2025-01-16 Share on: Twitter | Facebook | HackerNews | Reddit

Simple In-Memory Knowledge Graphs for Quick Graph Querying

As developers, we often reach for full-scale graph databases when simpler solutions would suffice. When your knowledge graph is modest in size, keeping it in memory can be both efficient and practical. Let's explore some powerful tools that make this approach work beautifully.

Working with knowledge graphs doesn't always require Neo4j or other heavyweight solutions. Sometimes you need a lightweight way to represent and query graph data right in memory. Let me share some approachable solutions I've found particularly useful.

NetworkX - The Python Swiss Army Knife

NetworkX has been my reliable companion for simple graph operations. It's incredibly intuitive and perfect for smaller knowledge graphs:

import networkx as nx

# Create a knowledge graph
G = nx.Graph()

# Add some knowledge
G.add_edge("Alice", "knows", "Bob")
G.add_edge("Bob", "works_at", "TechCorp")

# Simple queries
def find_connections(G, person):
    return [(n, G[person][n]) for n in G[person]]

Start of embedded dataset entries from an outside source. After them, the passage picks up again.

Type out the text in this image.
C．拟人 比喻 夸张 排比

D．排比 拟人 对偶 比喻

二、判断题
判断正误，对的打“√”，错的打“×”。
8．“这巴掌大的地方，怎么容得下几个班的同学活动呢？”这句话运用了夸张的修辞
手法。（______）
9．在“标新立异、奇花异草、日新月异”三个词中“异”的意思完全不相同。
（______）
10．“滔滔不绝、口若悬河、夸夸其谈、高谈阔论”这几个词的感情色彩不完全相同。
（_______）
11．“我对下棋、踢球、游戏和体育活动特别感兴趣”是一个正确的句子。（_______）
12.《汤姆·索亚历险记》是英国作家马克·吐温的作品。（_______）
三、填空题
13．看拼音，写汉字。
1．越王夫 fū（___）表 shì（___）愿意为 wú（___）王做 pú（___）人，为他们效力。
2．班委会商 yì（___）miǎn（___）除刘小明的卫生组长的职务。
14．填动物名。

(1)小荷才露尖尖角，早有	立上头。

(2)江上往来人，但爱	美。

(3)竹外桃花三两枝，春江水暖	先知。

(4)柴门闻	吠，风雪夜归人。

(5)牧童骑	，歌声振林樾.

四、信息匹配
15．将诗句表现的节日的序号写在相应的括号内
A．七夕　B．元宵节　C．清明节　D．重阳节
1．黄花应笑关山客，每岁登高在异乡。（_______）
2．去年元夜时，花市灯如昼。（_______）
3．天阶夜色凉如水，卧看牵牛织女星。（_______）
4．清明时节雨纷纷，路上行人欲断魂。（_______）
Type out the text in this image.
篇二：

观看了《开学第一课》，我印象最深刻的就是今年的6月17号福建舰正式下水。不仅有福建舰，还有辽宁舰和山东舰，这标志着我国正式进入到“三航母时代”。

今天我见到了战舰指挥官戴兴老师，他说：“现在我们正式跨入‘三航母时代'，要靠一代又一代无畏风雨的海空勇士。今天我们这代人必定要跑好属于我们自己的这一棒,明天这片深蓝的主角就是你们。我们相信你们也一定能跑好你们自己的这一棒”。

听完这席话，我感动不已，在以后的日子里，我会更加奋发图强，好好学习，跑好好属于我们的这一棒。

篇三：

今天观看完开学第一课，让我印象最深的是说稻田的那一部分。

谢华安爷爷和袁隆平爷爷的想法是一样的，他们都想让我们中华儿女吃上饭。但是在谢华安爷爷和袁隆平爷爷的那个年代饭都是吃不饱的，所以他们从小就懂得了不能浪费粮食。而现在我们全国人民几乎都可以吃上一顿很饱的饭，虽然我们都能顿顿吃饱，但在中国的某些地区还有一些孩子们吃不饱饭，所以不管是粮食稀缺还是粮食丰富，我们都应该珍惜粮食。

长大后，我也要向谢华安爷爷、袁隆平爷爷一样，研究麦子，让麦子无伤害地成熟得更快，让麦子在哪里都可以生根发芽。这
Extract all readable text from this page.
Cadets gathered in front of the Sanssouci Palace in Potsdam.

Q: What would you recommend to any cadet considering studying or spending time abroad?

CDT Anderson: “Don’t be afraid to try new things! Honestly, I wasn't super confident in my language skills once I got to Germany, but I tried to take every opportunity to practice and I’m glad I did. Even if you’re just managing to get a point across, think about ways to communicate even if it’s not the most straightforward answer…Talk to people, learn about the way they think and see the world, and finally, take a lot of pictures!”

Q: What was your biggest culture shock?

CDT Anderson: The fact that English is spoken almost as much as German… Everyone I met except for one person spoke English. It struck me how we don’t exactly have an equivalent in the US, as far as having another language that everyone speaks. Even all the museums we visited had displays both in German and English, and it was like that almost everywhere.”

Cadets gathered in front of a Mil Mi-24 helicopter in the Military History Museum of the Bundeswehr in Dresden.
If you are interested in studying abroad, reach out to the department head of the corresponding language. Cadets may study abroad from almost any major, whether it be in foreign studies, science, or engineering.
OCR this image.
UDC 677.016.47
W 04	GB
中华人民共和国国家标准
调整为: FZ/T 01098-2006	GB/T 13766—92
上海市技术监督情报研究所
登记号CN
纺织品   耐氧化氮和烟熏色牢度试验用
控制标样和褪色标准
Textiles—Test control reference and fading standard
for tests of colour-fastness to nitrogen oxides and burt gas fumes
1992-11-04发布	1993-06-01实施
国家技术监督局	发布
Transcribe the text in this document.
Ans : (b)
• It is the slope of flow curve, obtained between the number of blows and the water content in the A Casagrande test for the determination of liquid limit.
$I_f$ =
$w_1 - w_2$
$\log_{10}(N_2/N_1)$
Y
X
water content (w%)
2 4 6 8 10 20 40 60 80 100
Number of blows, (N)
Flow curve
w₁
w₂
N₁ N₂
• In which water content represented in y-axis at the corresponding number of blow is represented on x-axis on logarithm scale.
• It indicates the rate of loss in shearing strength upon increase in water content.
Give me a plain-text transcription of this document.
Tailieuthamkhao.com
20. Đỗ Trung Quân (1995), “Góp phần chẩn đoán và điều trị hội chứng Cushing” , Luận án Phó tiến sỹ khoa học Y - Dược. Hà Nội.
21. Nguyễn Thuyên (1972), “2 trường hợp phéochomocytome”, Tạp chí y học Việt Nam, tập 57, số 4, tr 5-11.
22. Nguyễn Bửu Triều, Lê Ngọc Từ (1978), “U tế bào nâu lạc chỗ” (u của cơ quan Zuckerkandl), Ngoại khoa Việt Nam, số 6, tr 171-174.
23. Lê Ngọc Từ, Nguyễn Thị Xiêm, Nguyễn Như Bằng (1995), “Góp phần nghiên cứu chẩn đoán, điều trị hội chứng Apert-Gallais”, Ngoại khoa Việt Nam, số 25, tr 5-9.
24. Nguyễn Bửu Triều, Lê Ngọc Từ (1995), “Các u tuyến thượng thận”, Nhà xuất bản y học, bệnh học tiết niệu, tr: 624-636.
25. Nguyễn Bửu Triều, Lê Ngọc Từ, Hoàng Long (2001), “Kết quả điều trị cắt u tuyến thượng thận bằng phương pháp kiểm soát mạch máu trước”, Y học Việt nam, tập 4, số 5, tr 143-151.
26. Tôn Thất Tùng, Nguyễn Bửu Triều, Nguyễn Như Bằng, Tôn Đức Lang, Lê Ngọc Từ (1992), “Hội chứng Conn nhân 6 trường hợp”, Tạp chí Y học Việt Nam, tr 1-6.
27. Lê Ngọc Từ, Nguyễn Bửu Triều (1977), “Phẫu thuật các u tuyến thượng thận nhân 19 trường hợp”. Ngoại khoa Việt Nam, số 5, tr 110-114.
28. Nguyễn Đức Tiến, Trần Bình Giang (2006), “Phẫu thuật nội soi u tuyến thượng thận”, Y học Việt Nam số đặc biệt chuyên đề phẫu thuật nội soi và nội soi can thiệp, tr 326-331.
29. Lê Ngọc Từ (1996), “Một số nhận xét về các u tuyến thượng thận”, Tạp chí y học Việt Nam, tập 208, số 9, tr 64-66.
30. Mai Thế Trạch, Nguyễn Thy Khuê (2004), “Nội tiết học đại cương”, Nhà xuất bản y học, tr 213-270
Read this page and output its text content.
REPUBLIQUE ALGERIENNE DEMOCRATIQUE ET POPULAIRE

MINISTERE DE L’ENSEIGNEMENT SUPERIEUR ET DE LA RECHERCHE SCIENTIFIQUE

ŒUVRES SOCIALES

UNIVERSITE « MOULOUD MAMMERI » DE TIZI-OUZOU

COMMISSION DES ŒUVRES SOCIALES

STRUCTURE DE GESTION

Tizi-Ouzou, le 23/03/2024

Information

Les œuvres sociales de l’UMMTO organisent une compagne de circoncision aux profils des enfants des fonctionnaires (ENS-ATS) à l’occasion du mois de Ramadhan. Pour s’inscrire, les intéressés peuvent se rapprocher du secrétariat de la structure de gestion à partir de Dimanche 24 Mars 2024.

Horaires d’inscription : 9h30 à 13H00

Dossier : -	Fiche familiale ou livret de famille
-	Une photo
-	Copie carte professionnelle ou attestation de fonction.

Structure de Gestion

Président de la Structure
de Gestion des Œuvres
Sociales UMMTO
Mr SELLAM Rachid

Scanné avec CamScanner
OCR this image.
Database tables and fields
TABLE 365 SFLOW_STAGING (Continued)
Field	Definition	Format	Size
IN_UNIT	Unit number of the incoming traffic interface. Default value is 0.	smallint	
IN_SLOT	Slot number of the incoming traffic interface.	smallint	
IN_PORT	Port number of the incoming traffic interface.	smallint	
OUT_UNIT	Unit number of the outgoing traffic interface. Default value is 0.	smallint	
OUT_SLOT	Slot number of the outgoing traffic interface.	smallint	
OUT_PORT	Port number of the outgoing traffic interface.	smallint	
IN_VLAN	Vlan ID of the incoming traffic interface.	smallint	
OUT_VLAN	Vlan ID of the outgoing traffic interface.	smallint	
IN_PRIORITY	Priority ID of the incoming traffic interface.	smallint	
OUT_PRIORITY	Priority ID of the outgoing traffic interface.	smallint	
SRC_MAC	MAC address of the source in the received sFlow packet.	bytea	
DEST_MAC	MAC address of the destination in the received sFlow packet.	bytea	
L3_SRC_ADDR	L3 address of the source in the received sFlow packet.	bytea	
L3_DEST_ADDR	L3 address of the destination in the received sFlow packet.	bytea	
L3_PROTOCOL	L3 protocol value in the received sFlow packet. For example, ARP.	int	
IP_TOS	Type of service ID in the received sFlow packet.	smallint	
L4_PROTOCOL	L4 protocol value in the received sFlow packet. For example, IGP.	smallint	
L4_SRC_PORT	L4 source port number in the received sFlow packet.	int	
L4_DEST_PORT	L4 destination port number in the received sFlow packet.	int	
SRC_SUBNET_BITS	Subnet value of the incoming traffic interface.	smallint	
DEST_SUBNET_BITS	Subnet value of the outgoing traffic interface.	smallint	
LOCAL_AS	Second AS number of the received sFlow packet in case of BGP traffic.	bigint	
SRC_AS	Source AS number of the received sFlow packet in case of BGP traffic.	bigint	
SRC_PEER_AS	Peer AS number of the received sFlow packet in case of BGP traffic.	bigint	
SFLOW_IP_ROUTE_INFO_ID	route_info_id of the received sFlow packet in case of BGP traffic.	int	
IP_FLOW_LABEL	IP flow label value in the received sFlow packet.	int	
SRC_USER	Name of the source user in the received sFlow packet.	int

You can test it with this example:

# Test NetworkX
print(find_connections(G, "Alice"))
print(find_connections(G, "Bob"))
print("\n")

The output is:

NetworkX Example:
[('Bob', {'relationship': 'knows'})]
[('Alice', {'relationship': 'knows'}), ('TechCorp', {'relationship': 'works_at'})]

RDFLib - When You Need Semantic Power

If you're dealing with semantic data and need SPARQL-like querying, RDFLib provides a perfect middle ground:

from rdflib import Graph, Literal, RDF, URIRef

# Create an in-memory graph
g = Graph()

# Add triples
g.add((URIRef('Alice'), URIRef('knows'), URIRef('Bob')))

# Query using SPARQL
qres = g.query(
    """SELECT ?s ?o
       WHERE {
          ?s knows ?o .
       }""")

for row in qres:
    print(f"{row.s} -> {row.o}")
    print("\n")

The output is:

RDFLib Example:
Bob -> TechCorp
Alice -> Bob

PyGraphviz - Visualization with Query Capabilities

When you need both visualization and querying use pygraphviz:

import pygraphviz as pgv

G = pgv.AGraph()
G.add_edge("Alice", "Bob", relationship="knows")

def find_relationships(G, node):
    return [e for e in G.edges() if node in e]

NOTE: There might be an problem when installing pygraphviz in Google Colab, you can use matlplotlib + networkx instead

DIY Solution - Custom Graph Structure

Sometimes, a custom solution fits best:

from collections import defaultdict
from typing import List, Dict, Any

class SimpleKG:
    def __init__(self):
        self.graph = defaultdict(dict)

    def add_relation(self, subject: str, predicate: str, object: str):
        if predicate not in self.graph[subject]:
            self.graph[subject][predicate] = []
        self.graph[subject][predicate].append(object)

    def query_by_subject(self, subject: str) -> Dict[str, List[str]]:
        return self.graph.get(subject, {})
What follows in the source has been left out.